Agilent Technologies, Inc. (NYSE:A) Q3 2023 Earnings Call Transcript

Page 10 of 13

Derik De Bruin: Got it. Okay. And so staying on the topic of M&A. I mean, you’ve done a couple of genomics deals, which haven’t gone your way. And I’m just sort of wondering what’s your thinking about deployment going forward? I mean valuations have obviously come in, industry is consolidating, you would say, but we have — it’s been relatively quiet across the space for the last 18 months. And so like how are you sort of thinking about capital deployment? And at what point do you decide you maybe want to buy — start maybe doing even with the share prices, maybe doing some share buybacks. You sort of talk about your general capital deployment strategy at this moment?

Mike McMullen: Yes. I think Bob alluded to it a bit in his prepared remarks, but we still are staying with our balanced capital allocation strategy, and you saw us in the market opportunistically on share repurchases given where we saw the share price setting that. In terms of our – an appetite for M&A, it remains unchanged given – despite the Resolution Bioscience decision. We knew that was a higher risk acquisition for us, early-stage company in hot area based on a really differentiating strategy that didn’t want this to play out. But we’ve had some success in other aspects of our genomics acquisitions, including the AAT acquisition on the instrumentation side. So we’re still out there looking. But as Bob mentioned, we take a disciplined approach to not only to how we view our internal choices and our internal business performance in terms of what’s in the portfolio, but we’ll also take that same lens, if you will, on how we look at M&A.

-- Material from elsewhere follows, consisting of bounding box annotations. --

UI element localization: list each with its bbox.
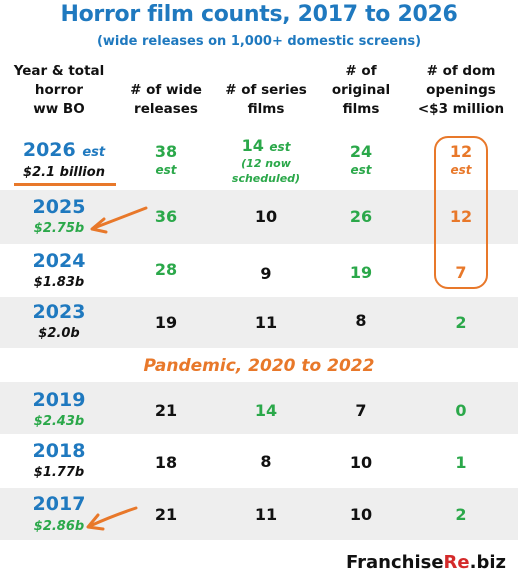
openings-cell: 1 xyxy=(455,453,467,472)
series-films-cell: 14 xyxy=(254,401,278,420)
series-sub1: (12 now xyxy=(241,157,291,170)
wide-value: 38 xyxy=(154,142,178,161)
year-cell: 2026 est xyxy=(0,139,128,164)
underline-2026 xyxy=(14,183,116,186)
original-films-cell: 10 xyxy=(349,505,373,524)
openings-cell: 7 xyxy=(455,263,467,282)
wide-releases-cell: 21 xyxy=(154,401,178,420)
original-films-cell: 8 xyxy=(355,311,367,330)
header-original-line3: films xyxy=(342,101,380,117)
year-value: 2026 xyxy=(22,139,76,161)
wide-sub: est xyxy=(155,163,177,177)
table-row-2019: 2019 $2.43b 21 14 7 0 xyxy=(0,382,518,434)
header-original-line1: # of xyxy=(345,63,377,79)
wide-releases-cell: 28 xyxy=(154,260,178,279)
chart-title: Horror film counts, 2017 to 2026 xyxy=(60,2,458,27)
header-year-line2: horror xyxy=(34,82,84,98)
header-openings-line1: # of dom xyxy=(426,63,496,79)
original-films-cell: 24 est xyxy=(318,142,404,178)
year-cell: 2024 xyxy=(32,250,86,272)
wide-releases-cell: 19 xyxy=(154,313,178,332)
header-year-line1: Year & total xyxy=(13,63,105,79)
table-row-2024: 2024 $1.83b 28 9 19 7 xyxy=(0,246,518,296)
wide-releases-cell: 38 est xyxy=(118,142,214,178)
year-cell: 2023 xyxy=(32,301,86,323)
logo-part3: .biz xyxy=(469,552,506,573)
chart-subtitle: (wide releases on 1,000+ domestic screen… xyxy=(96,34,422,49)
header-dom-openings: # of dom openings <$3 million xyxy=(404,62,518,119)
openings-cell: 2 xyxy=(455,505,467,524)
table-row-2025: 2025 $2.75b 36 10 26 12 xyxy=(0,190,518,244)
box-office-cell: $2.0b xyxy=(38,326,80,341)
year-cell: 2025 xyxy=(32,196,86,218)
wide-releases-cell: 21 xyxy=(154,505,178,524)
logo-part1: Franchise xyxy=(345,552,444,573)
series-suffix: est xyxy=(269,140,291,154)
header-openings-line3: <$3 million xyxy=(417,101,505,117)
series-value: 14 xyxy=(241,136,264,155)
header-wide-releases: # of wide releases xyxy=(118,81,214,119)
header-series-line2: films xyxy=(247,101,285,117)
series-sub2: scheduled) xyxy=(231,172,301,185)
original-films-cell: 10 xyxy=(349,453,373,472)
wide-releases-cell: 18 xyxy=(154,453,178,472)
arrow-2025 xyxy=(90,206,148,234)
header-series-line1: # of series xyxy=(225,82,307,98)
header-year: Year & total horror ww BO xyxy=(0,62,118,119)
header-original-films: # of original films xyxy=(318,62,404,119)
year-cell: 2017 xyxy=(32,493,86,515)
original-films-cell: 7 xyxy=(355,401,367,420)
year-cell: 2018 xyxy=(32,440,86,462)
header-series-films: # of series films xyxy=(214,81,318,119)
openings-sub: est xyxy=(450,163,472,177)
box-office-cell: $2.86b xyxy=(33,519,85,534)
original-films-cell: 26 xyxy=(349,207,373,226)
original-films-cell: 19 xyxy=(349,263,373,282)
table-row-2026: 2026 est $2.1 billion 38 est 14 est (12 … xyxy=(0,130,518,188)
header-wide-line2: releases xyxy=(134,101,198,117)
openings-cell: 12 est xyxy=(404,142,518,178)
openings-value: 12 xyxy=(449,142,473,161)
box-office-cell: $1.77b xyxy=(33,465,85,480)
year-cell: 2019 xyxy=(32,389,86,411)
openings-cell: 2 xyxy=(455,313,467,332)
box-office-cell: $1.83b xyxy=(33,275,85,290)
series-films-cell: 11 xyxy=(254,505,278,524)
logo-part2: Re xyxy=(443,552,470,573)
pandemic-label: Pandemic, 2020 to 2022 xyxy=(143,356,375,376)
original-sub: est xyxy=(350,163,372,177)
series-films-cell: 11 xyxy=(254,313,278,332)
brand-logo: FranchiseRe.biz xyxy=(346,552,506,573)
original-value: 24 xyxy=(349,142,373,161)
series-films-cell: 9 xyxy=(260,264,272,283)
year-suffix: est xyxy=(82,145,106,160)
table-row-2023: 2023 $2.0b 19 11 8 2 xyxy=(0,297,518,348)
arrow-2017 xyxy=(86,506,138,531)
box-office-cell: $2.75b xyxy=(33,221,85,236)
box-office-cell: $2.1 billion xyxy=(23,165,105,180)
table-row-2018: 2018 $1.77b 18 8 10 1 xyxy=(0,436,518,486)
header-year-line3: ww BO xyxy=(33,101,85,117)
header-wide-line1: # of wide xyxy=(130,82,202,98)
header-original-line2: original xyxy=(331,82,391,98)
series-films-cell: 14 est (12 now scheduled) xyxy=(214,136,318,186)
series-films-cell: 10 xyxy=(254,207,278,226)
series-films-cell: 8 xyxy=(260,452,272,471)
openings-cell: 12 xyxy=(449,207,473,226)
table-row-2017: 2017 $2.86b 21 11 10 2 xyxy=(0,488,518,540)
box-office-cell: $2.43b xyxy=(33,414,85,429)
wide-releases-cell: 36 xyxy=(154,207,178,226)
openings-highlight-box xyxy=(434,136,488,289)
openings-cell: 0 xyxy=(455,401,467,420)
header-openings-line2: openings xyxy=(426,82,496,98)
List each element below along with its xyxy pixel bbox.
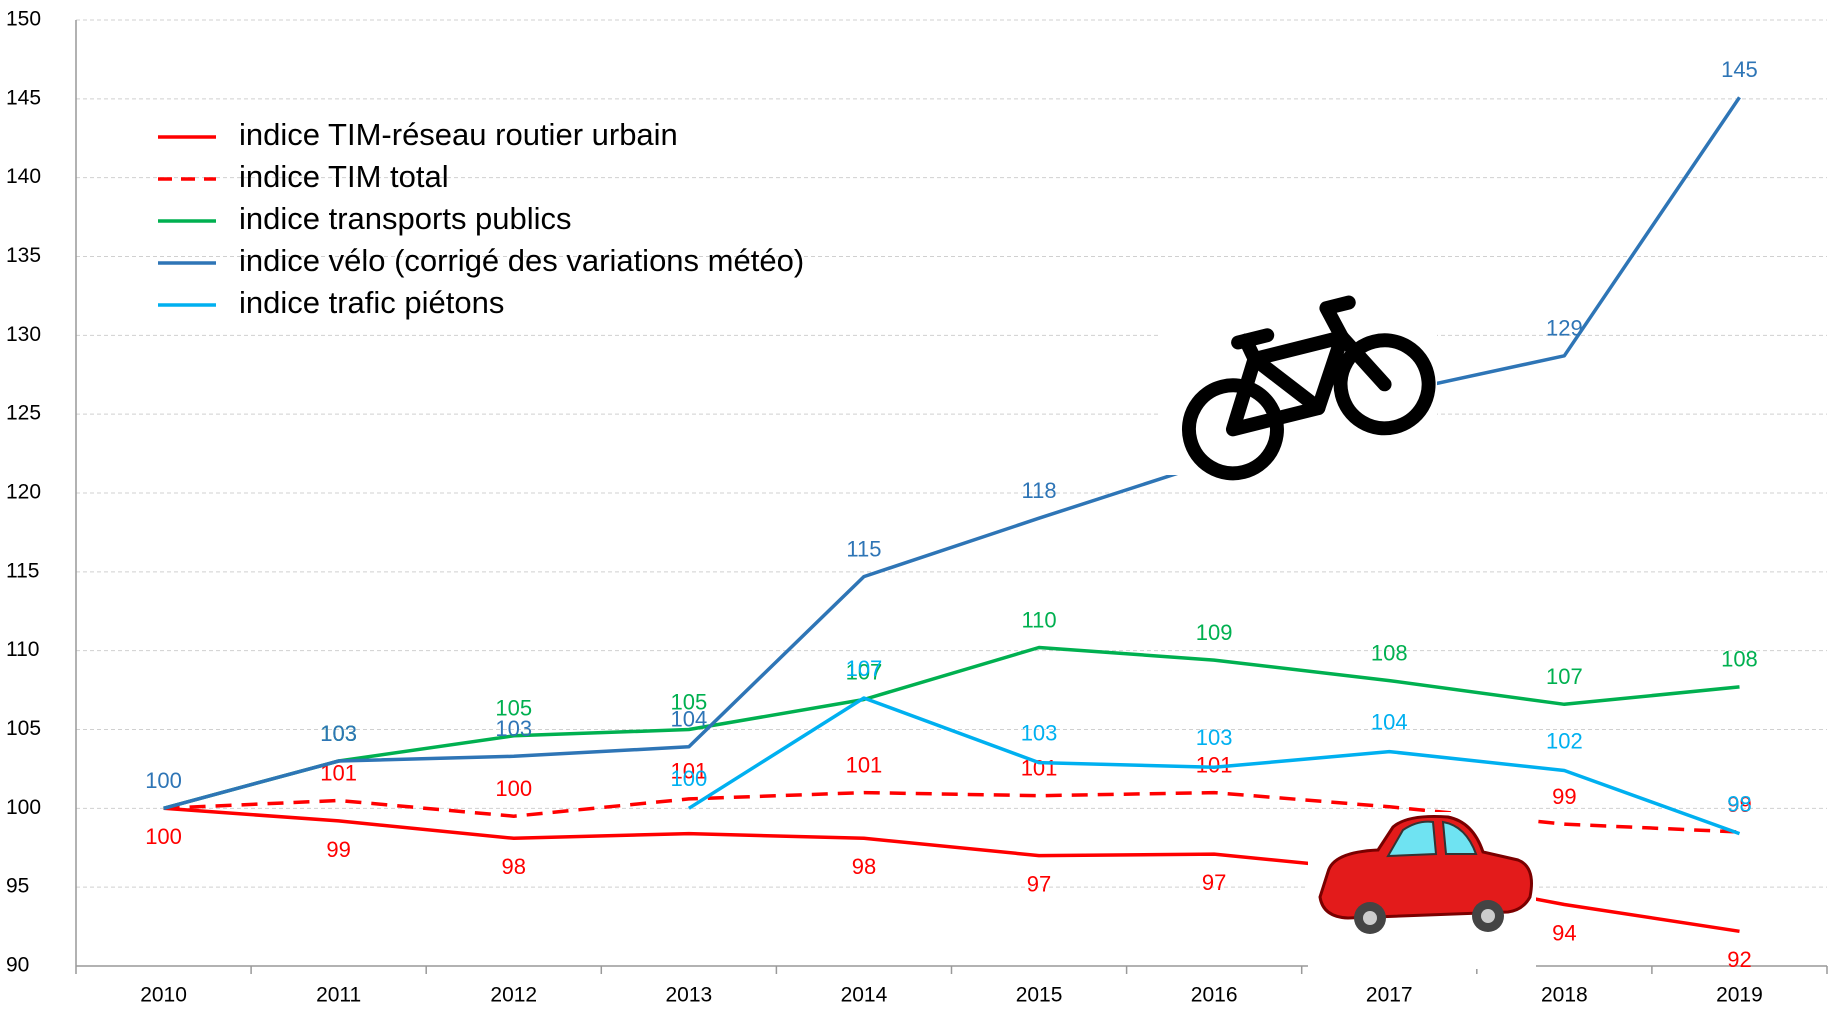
- data-label: 107: [1546, 664, 1583, 689]
- bicycle-icon: [1160, 277, 1440, 483]
- y-tick-label: 150: [6, 8, 41, 31]
- y-tick-label: 130: [6, 323, 41, 346]
- data-label: 102: [1546, 728, 1583, 753]
- data-label: 145: [1721, 57, 1758, 82]
- data-label: 94: [1552, 920, 1576, 945]
- data-label: 104: [670, 707, 707, 732]
- data-label: 100: [145, 824, 182, 849]
- data-label: 98: [1727, 791, 1751, 816]
- data-label: 118: [1022, 478, 1057, 503]
- legend: indice TIM-réseau routier urbain indice T…: [158, 117, 804, 320]
- legend-label: indice TIM total: [239, 159, 449, 194]
- car-icon: [1308, 812, 1536, 969]
- data-label: 99: [1552, 784, 1576, 809]
- x-tick-label: 2012: [490, 984, 537, 1007]
- data-label: 115: [846, 536, 881, 561]
- y-tick-label: 140: [6, 165, 41, 188]
- x-tick-label: 2017: [1366, 984, 1413, 1007]
- x-tick-label: 2018: [1541, 984, 1588, 1007]
- x-tick-label: 2019: [1716, 984, 1763, 1007]
- data-label: 129: [1546, 316, 1583, 341]
- data-label: 109: [1196, 620, 1233, 645]
- data-label: 100: [495, 776, 532, 801]
- legend-label: indice transports publics: [239, 201, 572, 236]
- y-tick-label: 120: [6, 481, 41, 504]
- data-label: 97: [1027, 871, 1051, 896]
- data-label: 98: [502, 854, 526, 879]
- data-label: 100: [670, 766, 707, 791]
- legend-label: indice vélo (corrigé des variations mété…: [239, 243, 804, 278]
- y-tick-label: 95: [6, 875, 29, 898]
- data-label: 104: [1371, 709, 1408, 734]
- x-tick-label: 2010: [140, 984, 187, 1007]
- data-label: 103: [1021, 720, 1058, 745]
- x-tick-label: 2013: [665, 984, 712, 1007]
- data-label: 99: [326, 837, 350, 862]
- data-label: 108: [1371, 640, 1408, 665]
- x-tick-label: 2011: [316, 984, 361, 1007]
- legend-label: indice TIM-réseau routier urbain: [239, 117, 678, 152]
- data-label: 101: [846, 752, 883, 777]
- data-label: 100: [145, 768, 182, 793]
- data-label: 103: [495, 716, 532, 741]
- chart: 90 95 100 105 110 115 120 125 130 135 140 145 150 201…: [0, 0, 1831, 1009]
- x-tick-label: 2014: [841, 984, 888, 1007]
- series-line: [164, 648, 1740, 809]
- data-label: 108: [1721, 647, 1758, 672]
- data-label: 98: [852, 854, 876, 879]
- data-label: 92: [1727, 947, 1751, 972]
- y-tick-label: 110: [6, 638, 39, 661]
- y-tick-label: 115: [6, 559, 39, 582]
- y-tick-label: 135: [6, 244, 41, 267]
- x-tick-label: 2016: [1191, 984, 1238, 1007]
- data-label: 107: [846, 656, 883, 681]
- legend-label: indice trafic piétons: [239, 285, 504, 320]
- data-label: 110: [1022, 607, 1057, 632]
- y-tick-label: 145: [6, 86, 41, 109]
- data-label: 103: [320, 721, 357, 746]
- y-tick-label: 125: [6, 402, 41, 425]
- data-label: 97: [1202, 870, 1226, 895]
- data-label: 103: [1196, 725, 1233, 750]
- x-tick-label: 2015: [1016, 984, 1063, 1007]
- y-tick-label: 105: [6, 717, 41, 740]
- y-tick-label: 100: [6, 796, 41, 819]
- y-tick-label: 90: [6, 954, 29, 977]
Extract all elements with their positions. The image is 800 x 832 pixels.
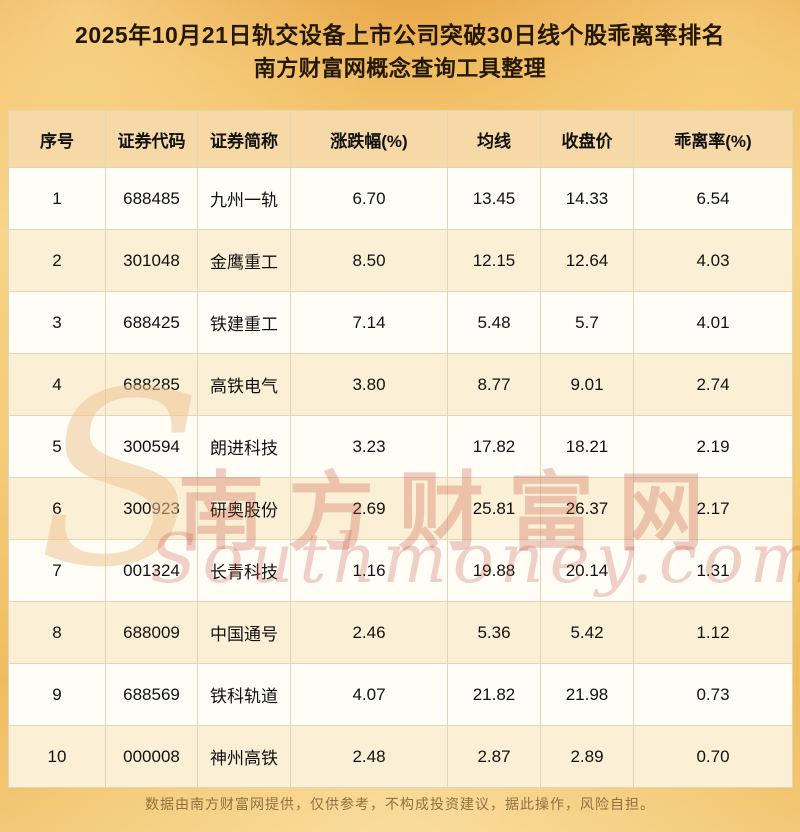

So really, nothing has changed beyond the fact that this is more of a buyer’s market. And companies with a strong balance sheet like Agilent, I think they’re in a good favorable position to work on opportunities, but we’re going to stay disciplined and not get caught up in what once was a value of a company, either in the private or public space.

Derik De Bruin: Just one more follow-up, if I may. What are your orders in liquid chromatography? How is your order book? Are you seeing orders increasing?

Robert McMahon: Our order book was down, largely a function of China, but they were down year-on-year.

Derik De Bruin: Thanks.

Operator: Thank you. We’ll go next now to Josh Waldman at Cleveland Research.

Josh Waldman: Hi. Thanks for taking my questions. A couple for you. First, Bob, can you provide more context on the puts and takes within the fourth quarter core organic growth guide? I guess maybe the assumptions by business unit. And then curious what areas or in markets outside of China seem to be like slowing real time that you’re trying to reflect in the guide versus areas that maybe have stabilized or improving over the last few days.

Robert McMahon: Yes. So Josh, just real quick. When we think about kind of the Q4 implied guide, the big driver is China. As I mentioned, down roughly mid-30s and that really impacts a number of markets you can imagine, both AR and chemical and energy, which are – or chemical and advanced materials, which are the two largest markets in China. I would also say that the diagnostics and clinical is also down. We’ve seen that softness in genomics. And then obviously, the shutdown of Res Bio also impacts that business, and that’s primarily a U.S. phenomenon. So we did see an impact in U.S. on that side. And then there’s some puts and takes in other places, but those are the two big pieces for Q4.

Mike McMullen: But as I recall, I think 85% of the change was really China driven and bleeds over into pharma in CAM.